A/N: Hello, welcome to my newest story! After a culling my Manage Stories page looked a little empty and I KNOW I'm not switching my Word screen madly because I have a lack of fics I'm working on at the moment :L I decided to find one that looked fun and post it. Poison was the first of a long line of short/semi-short stories revolving around Haunted junk/places. This is the next, however this will come more under the semi-short tag as it's a little more of a plot thick type of deal.
Hope you enjoy!
xoxo
He Who Descends
Ever since I built this house it had seen only tragedy and heartbreak.
My beloved Emmett and I built this mansion as a new beginning, a place to begin a beautiful family of our own. However, after countless, fruitless attempts to create a child, I succumbed to a long suffered bout of Scarlet Fever. My Emmett was soon to follow me, the only obvious cause of his death the heartbreak of losing me.
The next to live in the house were the Brandons – Louise (29), Henry (45) and their seven children; Ethel (19), Theodosia (16), Theodore (16), Mary Alice (12), Judith (9), Archibald (7), and Winnifred (4 months).
Henry and Winnifred both died the year the family moved into the home of pneumonia. Louise lost her eldest son, Theodore, to a horse and buggy accident in town the next year. Ethel had married a local merchant and died in childbirth three months after this, then Judith contracted tuberculosis. Louise quickly sent her middle daughter, Mary Alice, away to an institution after she claimed to be able to see ghosts in the house. Mary Alice died eight months after being committed during a visit home. Archibald died after taking a fall down the stairs, his mother followed shortly after of smallpox. The only Brandon to leave the home alive was Theodosia.
The house was sold by Theodosia who left to live with her husband and his younger sister in their family home. The house was vacant for many years before Esme and Charles Evenson moved in, in 1834.
Esme was with child and soon gave birth to a son in the home. For a time, the house was happy; until Esme could not become pregnant a second time. Charles became enraged and began to beat his lovely young wife each and every night. He soon lost his wife and young son when the eastern wing of the home burned to the ground during the evening. Both mother and child died in their sleep from the heavy, black smoke that filled the home. Charles left two months later with a new woman.
The final family to occupy my glorious home were the Cullens, 1844-1895.

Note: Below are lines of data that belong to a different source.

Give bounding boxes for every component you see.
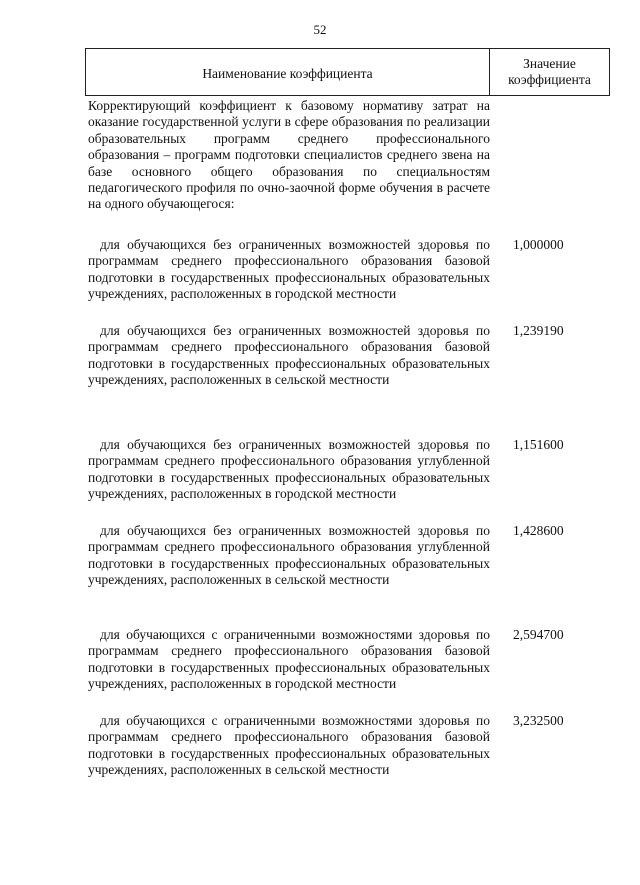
page-number: 52	[313, 22, 327, 37]
row-description: для обучающихся без ограниченных возможностей здоровья по программам среднего профессионального образования углубленной подготовки в государственных профессиональных образовательных учреждениях, расположенных в городской местности	[88, 437, 490, 502]
table-row	[88, 323, 608, 389]
row-description: для обучающихся с ограниченными возможностями здоровья по программам среднего профессионального образования базовой подготовки в государственных профессиональных образовательных учреждениях, расположенных в сельской местности	[88, 713, 490, 778]
table-row	[88, 523, 608, 589]
header-value-line2: коэффициента	[508, 72, 591, 87]
intro-paragraph: Корректирующий коэффициент к базовому нормативу затрат на оказание государственной услуги в сфере образования по реализации образовательных программ среднего профессионального образования – программ подготовки специалистов среднего звена на базе основного общего образования по специальностям педагогического профиля по очно-заочной форме обучения в расчете на одного обучающегося:	[88, 98, 490, 212]
row-value: 1,239190	[513, 323, 564, 338]
header-coefficient-value	[490, 49, 609, 95]
row-description: для обучающихся без ограниченных возможностей здоровья по программам среднего профессионального образования базовой подготовки в государственных профессиональных образовательных учреждениях, расположенных в сельской местности	[88, 323, 490, 388]
table-row	[88, 713, 608, 779]
row-description: для обучающихся без ограниченных возможностей здоровья по программам среднего профессионального образования углубленной подготовки в государственных профессиональных образовательных учреждениях, расположенных в сельской местности	[88, 523, 490, 588]
table-header	[85, 48, 610, 96]
table-row	[88, 237, 608, 303]
row-description: для обучающихся с ограниченными возможностями здоровья по программам среднего профессионального образования базовой подготовки в государственных профессиональных образовательных учреждениях, расположенных в городской местности	[88, 627, 490, 692]
table-row	[88, 627, 608, 693]
header-value-line1: Значение	[523, 56, 576, 71]
row-value: 1,428600	[513, 523, 564, 538]
row-value: 1,000000	[513, 237, 564, 252]
row-value: 2,594700	[513, 627, 564, 642]
row-description: для обучающихся без ограниченных возможностей здоровья по программам среднего профессионального образования базовой подготовки в государственных профессиональных образовательных учреждениях, расположенных в городской местности	[88, 237, 490, 302]
header-coefficient-name: Наименование коэффициента	[86, 49, 490, 95]
row-value: 1,151600	[513, 437, 564, 452]
table-row	[88, 437, 608, 503]
row-value: 3,232500	[513, 713, 564, 728]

The middle aged couple was Marianne and Jonathon. They had been desperate for a child since they married when Marianne was sixteen. Finally, a few years after moving in, Marianne gave birth aged 27. Their son, Carlisle inherited the house after their death. The early years of the family were wonderful; the longest running period free from overwhelming tragedy. Eventually, Carlisle grew up and used the home as a place for socially unacceptable young men to convene.
Inevitably, the community discovered the unholy goings on in my mansion and decided to approach young Mr Cullen directly; armed with axes, torches, pitchforks and the like.
And on the front lawn, April 7th 1895, aged 21, Carlisle Cullen died for his brethren, along with his lover. A young man named Jasper Whitlock from Texas.
This was by far one of the more tragic stories my home now holds; Carlisle was doused with kerosene and set alight in front of the whole town. Nothing more than a smoking, hideous, reeking pile of jet, black ash was left on the front lawn. That and his poor distraught lover who was promptly 'taken care of' for the 'good of the town'.
Some kind gentlemen took the ashes away soon after the whole issue had died down. A few years later, the real estate that held the house received a large, ornate urn in the mail and promptly placed it on the mantle of my home.
If my very old memory serves me, which sometimes it does and others it doesn't, that was when everything went to Hell.
The house had been relatively quiet, just the lot of us that hadn't wanted to leave moping around and being in a sort of blissfully silent state. We in no way desired to harm or to haunt the living and due to our largely contented attitude, the home did not feel 'evil' or 'haunted'. Many people had been through the home and agreed it was nice; large and stately, very ornate and beautiful. But it was the amount of work the old home required that really sent people away. The energy of the house was nice, just ready for the next set of memories to be made inside its sprawling halls.
These sprawling halls turned to cavernous prisons with the arrival of said urn.